With oil at $124 a barrel, the stock markets of big oil importers India and South Korea posted their first weekly loss of 2012 on Friday. But in Russia, where energy stocks make up 60 percent of the index, shares had their best day since November, rising more than 4 percent. The rouble’s exchange rate with the dollar jumped 1.5 percent but the lira in neighbouring Turkey (an oil importer) fell.
Emerging currencies and shares have performed exceptionally well this year. Some of last year’s laggards such as the Indian rupee have risen almost 10 percent and stocks have jumped 16-18 percent. But unless crude prices moderate soon, the 2012 rally in the stocks, bonds and currencies of oil-poor countries may have had its day. Societe Generale writes:
As oil prices are now flirting with $125 per barrel, it is reasonable to start thinking about the potential impact on global emerging markets of an oil price shock and the currencies likely to gain the most from elevated oil prices and those that won’t….Russia appears as the clear winner of a potential oil price shock, and the rouble is therefore the best hedge against this risk
The bank advises its clients to buy the rouble and sell the currencies of oil importing Israel and Hungary.
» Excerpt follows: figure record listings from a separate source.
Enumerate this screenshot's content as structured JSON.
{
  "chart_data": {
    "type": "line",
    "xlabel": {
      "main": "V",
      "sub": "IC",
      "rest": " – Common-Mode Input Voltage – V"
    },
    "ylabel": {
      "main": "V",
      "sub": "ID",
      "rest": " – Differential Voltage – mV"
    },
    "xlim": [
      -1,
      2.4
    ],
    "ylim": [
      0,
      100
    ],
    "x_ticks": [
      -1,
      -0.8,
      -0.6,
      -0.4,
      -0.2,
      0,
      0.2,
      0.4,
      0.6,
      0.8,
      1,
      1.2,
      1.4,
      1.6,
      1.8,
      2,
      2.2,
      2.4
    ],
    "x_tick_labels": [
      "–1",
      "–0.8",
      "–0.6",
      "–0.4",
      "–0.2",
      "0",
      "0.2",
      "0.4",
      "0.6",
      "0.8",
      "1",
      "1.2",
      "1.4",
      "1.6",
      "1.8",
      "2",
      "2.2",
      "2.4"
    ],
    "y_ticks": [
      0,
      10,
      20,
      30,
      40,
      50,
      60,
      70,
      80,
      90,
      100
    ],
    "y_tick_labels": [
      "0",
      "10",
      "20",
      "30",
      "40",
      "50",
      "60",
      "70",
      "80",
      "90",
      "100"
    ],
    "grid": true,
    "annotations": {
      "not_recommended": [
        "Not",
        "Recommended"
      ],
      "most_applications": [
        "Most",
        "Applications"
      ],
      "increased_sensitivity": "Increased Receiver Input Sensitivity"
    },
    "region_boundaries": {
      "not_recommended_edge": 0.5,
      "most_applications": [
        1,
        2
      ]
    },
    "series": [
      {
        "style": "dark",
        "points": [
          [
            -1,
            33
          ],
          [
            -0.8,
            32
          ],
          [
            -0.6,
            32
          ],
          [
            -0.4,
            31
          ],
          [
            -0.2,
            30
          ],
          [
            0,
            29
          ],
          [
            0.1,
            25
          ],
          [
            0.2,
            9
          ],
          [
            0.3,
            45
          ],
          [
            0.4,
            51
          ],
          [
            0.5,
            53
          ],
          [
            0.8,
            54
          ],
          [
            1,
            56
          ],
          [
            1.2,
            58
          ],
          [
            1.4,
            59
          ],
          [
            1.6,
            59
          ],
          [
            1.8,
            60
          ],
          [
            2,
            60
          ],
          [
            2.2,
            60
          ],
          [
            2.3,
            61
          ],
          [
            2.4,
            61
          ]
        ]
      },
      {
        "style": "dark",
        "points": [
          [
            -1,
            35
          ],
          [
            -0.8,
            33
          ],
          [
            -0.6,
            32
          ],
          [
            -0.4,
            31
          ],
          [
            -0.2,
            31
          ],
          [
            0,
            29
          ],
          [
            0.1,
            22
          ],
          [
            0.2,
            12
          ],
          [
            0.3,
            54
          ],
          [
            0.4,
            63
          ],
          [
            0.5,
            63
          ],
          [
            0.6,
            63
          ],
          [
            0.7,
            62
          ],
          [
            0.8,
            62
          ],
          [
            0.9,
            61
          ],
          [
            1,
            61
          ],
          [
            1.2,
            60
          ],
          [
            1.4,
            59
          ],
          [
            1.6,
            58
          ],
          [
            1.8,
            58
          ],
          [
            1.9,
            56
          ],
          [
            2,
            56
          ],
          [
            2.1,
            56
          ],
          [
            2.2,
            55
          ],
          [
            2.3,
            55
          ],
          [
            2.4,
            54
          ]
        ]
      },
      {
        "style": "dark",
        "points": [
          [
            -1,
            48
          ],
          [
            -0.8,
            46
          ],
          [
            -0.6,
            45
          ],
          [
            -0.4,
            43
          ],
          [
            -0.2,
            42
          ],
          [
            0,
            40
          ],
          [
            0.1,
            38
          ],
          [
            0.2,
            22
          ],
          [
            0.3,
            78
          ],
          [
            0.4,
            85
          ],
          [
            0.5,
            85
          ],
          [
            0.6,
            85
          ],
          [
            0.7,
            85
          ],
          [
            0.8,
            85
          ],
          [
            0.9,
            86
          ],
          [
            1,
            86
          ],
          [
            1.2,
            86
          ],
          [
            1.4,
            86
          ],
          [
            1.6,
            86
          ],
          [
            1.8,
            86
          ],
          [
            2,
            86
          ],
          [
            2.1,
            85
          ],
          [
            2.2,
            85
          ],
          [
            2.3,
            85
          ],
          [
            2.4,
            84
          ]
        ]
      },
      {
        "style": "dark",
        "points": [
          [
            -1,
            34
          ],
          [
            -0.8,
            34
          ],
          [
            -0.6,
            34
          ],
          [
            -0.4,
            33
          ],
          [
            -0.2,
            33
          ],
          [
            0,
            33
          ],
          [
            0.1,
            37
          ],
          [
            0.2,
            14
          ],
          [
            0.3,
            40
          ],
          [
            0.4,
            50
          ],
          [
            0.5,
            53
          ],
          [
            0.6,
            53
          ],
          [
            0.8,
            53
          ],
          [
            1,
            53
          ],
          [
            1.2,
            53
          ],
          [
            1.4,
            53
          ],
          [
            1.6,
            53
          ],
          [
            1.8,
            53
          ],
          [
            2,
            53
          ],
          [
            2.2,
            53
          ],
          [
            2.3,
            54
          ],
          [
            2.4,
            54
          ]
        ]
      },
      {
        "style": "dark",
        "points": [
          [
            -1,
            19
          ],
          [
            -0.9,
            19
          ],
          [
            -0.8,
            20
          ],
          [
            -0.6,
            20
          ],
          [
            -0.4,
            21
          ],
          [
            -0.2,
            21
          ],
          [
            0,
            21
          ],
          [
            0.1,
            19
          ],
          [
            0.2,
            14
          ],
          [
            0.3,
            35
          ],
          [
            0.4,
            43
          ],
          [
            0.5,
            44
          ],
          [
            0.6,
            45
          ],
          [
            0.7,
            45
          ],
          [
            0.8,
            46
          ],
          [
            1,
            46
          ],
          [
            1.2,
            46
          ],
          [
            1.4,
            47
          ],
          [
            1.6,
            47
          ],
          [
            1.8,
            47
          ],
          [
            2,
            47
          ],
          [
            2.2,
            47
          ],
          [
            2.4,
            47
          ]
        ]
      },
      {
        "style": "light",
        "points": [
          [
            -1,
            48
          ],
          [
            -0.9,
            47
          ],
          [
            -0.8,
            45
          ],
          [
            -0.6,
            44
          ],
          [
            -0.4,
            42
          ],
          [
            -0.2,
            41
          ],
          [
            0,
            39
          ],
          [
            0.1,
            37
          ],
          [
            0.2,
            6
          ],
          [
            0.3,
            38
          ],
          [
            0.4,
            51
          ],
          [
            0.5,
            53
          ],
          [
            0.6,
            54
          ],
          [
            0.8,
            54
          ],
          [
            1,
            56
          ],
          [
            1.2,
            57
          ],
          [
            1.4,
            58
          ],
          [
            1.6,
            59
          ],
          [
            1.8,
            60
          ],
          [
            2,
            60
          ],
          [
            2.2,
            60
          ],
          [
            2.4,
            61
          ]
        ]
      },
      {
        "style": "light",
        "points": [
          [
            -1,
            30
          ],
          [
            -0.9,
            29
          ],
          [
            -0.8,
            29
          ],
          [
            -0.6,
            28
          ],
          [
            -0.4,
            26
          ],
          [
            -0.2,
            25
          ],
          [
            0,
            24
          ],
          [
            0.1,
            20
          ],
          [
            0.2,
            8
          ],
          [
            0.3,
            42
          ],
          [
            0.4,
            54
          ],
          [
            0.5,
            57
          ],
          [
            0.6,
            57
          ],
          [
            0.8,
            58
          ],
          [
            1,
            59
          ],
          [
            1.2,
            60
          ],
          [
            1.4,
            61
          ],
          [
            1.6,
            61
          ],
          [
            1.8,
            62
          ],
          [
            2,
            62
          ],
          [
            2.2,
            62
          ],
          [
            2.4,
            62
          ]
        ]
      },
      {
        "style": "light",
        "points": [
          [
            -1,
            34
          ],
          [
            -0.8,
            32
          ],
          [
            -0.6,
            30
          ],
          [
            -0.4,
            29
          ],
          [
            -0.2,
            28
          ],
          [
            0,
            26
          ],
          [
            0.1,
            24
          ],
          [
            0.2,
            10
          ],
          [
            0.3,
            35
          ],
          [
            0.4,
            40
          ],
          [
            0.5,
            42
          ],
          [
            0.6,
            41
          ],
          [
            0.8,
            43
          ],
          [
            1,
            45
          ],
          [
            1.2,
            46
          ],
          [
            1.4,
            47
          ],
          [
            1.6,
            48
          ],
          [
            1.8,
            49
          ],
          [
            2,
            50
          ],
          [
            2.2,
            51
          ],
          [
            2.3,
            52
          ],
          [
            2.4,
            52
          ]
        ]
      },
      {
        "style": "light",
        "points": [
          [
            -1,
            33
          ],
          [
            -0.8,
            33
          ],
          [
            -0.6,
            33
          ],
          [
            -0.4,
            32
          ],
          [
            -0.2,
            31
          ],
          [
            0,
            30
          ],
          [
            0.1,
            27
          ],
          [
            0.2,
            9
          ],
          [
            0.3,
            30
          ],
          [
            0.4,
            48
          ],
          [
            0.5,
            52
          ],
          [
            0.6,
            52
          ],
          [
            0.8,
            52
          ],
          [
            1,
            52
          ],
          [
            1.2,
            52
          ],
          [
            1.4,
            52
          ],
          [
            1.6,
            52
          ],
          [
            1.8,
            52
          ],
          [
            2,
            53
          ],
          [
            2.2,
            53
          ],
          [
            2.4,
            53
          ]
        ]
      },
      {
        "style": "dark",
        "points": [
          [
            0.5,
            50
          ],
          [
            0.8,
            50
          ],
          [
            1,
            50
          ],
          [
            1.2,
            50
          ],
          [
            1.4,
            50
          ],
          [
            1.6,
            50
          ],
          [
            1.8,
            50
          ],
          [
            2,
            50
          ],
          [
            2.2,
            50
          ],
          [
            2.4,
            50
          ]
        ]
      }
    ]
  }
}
In Asia it suggests selling the Korean won. It also recommended exiting long positions on the Turkish lira.
Russia is the clear winner. Revenues from the energy sector provide half the state’s income and according to the graphic below from SocGen, oil exports account for 15 percent of Russia’s economy. At the other end of the spectrum are Taiwan, Korea and Turkey where oil imports make up between 7-12 percent of GDP.
Some details of three of the losers:
a) Turkey. A $10 rise in oil prices would add another $4 billion to Turkey’s current account gap (HSBC)
b) South Korea. Every $10 increase in oil prices cuts the country’s current account surplus by 0.8 percent of GDP ( Morgan Stanley).
c) India. Every $1 rise in oil prices widens India’s current account deficit by around $1 billion (Standard Chartered)
All emerging markets have benefited in recent weeks from developed central banks ultra-loose monetary policies but for some the party may be over.